Figure 1. Treatment schedule* 

D, day; DEC, decitabine; VEN, venetoclax.
*Adapted from Wei, et al.¹

The primary endpoints were rate of OS (measured from the time of transplantation to death from any cause) and event-free survival (EFS) (time from transplantation to recurrence, progression, or death). The secondary endpoints included adverse events (AEs), cumulative incidence of relapse, non-relapse mortality, incidences of acute GvHD (aGvHD), chronic GvHD (cGvHD), and viral infection.

Results

Baseline characteristics

Overall, 20 patients with high-risk AML (n = 17) and high-risk MDS (n = 3) were enrolled with a median age of 36 years (range, 21–64 years) and 60% of these patients were female. The median follow-up time was 598 days (range, 149–1072 days) and the conditioning regimens included busulfan/fludarabine/cyclophosphamide/cytarabine/anti-thymocyte globulin thymoglobulin. Table 1 summarizes the baseline characteristics.

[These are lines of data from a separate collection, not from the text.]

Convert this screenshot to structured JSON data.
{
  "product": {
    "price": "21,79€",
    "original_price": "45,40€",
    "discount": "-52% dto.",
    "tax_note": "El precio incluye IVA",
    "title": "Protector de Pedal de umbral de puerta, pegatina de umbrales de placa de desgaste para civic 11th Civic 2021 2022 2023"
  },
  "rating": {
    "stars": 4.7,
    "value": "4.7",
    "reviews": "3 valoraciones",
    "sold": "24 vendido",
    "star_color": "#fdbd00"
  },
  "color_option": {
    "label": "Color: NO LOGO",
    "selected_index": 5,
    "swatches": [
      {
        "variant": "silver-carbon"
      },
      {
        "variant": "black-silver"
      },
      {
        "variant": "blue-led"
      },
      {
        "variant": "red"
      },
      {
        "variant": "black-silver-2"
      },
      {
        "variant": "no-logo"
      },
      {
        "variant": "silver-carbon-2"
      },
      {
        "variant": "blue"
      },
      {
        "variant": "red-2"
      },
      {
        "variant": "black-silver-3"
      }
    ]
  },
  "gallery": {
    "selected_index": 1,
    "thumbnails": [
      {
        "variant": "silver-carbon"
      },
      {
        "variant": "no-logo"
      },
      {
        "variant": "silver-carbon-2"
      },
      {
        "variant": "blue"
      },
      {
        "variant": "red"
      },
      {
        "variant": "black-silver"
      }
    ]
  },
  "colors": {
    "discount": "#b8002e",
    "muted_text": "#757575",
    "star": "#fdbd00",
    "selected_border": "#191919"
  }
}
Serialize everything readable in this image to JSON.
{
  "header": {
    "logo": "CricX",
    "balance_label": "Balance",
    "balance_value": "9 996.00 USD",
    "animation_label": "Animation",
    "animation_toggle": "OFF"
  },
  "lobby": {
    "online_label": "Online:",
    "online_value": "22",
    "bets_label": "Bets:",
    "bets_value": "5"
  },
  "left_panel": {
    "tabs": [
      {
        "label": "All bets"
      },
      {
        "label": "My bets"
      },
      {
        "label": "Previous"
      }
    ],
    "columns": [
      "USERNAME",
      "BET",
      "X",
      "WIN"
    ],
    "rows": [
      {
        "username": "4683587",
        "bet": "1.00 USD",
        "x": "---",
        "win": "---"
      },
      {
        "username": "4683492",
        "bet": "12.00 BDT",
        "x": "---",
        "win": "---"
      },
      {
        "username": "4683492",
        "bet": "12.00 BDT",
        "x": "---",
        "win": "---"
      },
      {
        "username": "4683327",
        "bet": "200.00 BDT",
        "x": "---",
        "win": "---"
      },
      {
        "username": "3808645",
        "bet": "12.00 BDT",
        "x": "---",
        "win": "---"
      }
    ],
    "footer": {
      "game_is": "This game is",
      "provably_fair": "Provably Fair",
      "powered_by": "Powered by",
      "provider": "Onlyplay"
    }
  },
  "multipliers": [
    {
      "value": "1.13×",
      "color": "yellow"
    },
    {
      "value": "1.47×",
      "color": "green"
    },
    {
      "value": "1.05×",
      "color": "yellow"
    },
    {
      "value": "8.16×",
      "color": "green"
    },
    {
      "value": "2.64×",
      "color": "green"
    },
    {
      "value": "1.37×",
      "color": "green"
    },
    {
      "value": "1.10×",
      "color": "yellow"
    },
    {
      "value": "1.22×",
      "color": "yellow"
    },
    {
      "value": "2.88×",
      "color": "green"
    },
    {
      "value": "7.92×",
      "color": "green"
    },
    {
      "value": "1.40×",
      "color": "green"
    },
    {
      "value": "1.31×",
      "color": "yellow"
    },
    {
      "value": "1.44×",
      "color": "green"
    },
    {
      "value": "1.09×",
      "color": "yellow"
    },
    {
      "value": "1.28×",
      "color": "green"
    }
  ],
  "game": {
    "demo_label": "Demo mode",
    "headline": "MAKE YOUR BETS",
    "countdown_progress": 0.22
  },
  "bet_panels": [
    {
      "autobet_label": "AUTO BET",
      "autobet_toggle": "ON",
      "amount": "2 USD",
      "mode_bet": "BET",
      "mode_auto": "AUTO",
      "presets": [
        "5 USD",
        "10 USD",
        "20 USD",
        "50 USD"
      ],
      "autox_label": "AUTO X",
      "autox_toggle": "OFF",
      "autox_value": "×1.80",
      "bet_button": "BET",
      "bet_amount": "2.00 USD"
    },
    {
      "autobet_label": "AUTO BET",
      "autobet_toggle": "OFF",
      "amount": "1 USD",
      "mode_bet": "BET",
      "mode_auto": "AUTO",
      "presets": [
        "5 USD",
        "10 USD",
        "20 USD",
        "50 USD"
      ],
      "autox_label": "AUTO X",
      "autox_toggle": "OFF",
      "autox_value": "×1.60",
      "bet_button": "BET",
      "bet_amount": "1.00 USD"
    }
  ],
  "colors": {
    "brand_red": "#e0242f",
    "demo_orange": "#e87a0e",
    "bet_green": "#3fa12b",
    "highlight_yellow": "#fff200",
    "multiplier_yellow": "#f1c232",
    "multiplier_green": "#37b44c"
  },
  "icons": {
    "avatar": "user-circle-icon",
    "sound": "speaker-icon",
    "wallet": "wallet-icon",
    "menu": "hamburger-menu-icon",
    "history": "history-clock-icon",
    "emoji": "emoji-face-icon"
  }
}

Table 1. Baseline characteristics*

Efficacy

The clinical outcomes for the last three years were reported. The median 2-year EFS time was 525 days (range, 149–1072 days) and 17 patients still had EFS. Two patients experienced disease progression, one died, and one was still alive after the second transplant. The 2-year OS and EFS after LDEC + VEN was 85% each (Table 2). In total, 19 patients achieved minimal residual disease (MRD) negative complete response after allo-HSCT, while one continued to be MRD-positive after second transplantation. The 2-year cumulative incidence of relapse was 15% and non-relapse mortality was 6%. Two patients completed all 10 cycles and were still alive with no AEs.

Safety

• No tumor lysis syndrome was observed during the study, potentially due lack of tumor burden in patients 100 days after transplantation.
• A total of 55% of patients showed Grade ≥2 AEs and no Grade >3 AEs were observed. The most common AEs were neutropenia, anemia, thrombocytopenia, diarrhea, neutropenic fever, and fatigue and these were all tolerable and reversible.
• The 100-day incidence of aGvHD and cGvHD was 55% and 20%, respectively (Table 2). There were no GvHD related deaths.
• At least one bacterial and one invasive fungal infection was observed in 15% and 10% of patients, respectively. Bacterial infections included Escherichia coli (n = 1), Enterococcus faecium (n = 2), and Pseudomonas aeruginosa (n = 2). All patients responded to antibiotics.

Table 2. Efficacy and safety*

Conclusion

This prospective, ongoing study demonstrated that the combination of LDEC and VEN as a maintenance treatment nearly 3 months after allo-HSCT was efficacious, with a tolerable safety profile and good long-term disease control. The maintenance therapy of LDEC plus VEN did not impact on GvHD. However, the impact of LDEC plus VEN on graft-versus-leukemia effect needs to be further explored. The current study is limited by the small number of patients and therefore, the efficacy of LDEC plus VEN in larger cohorts with a longer-term follow-up needs further investigation.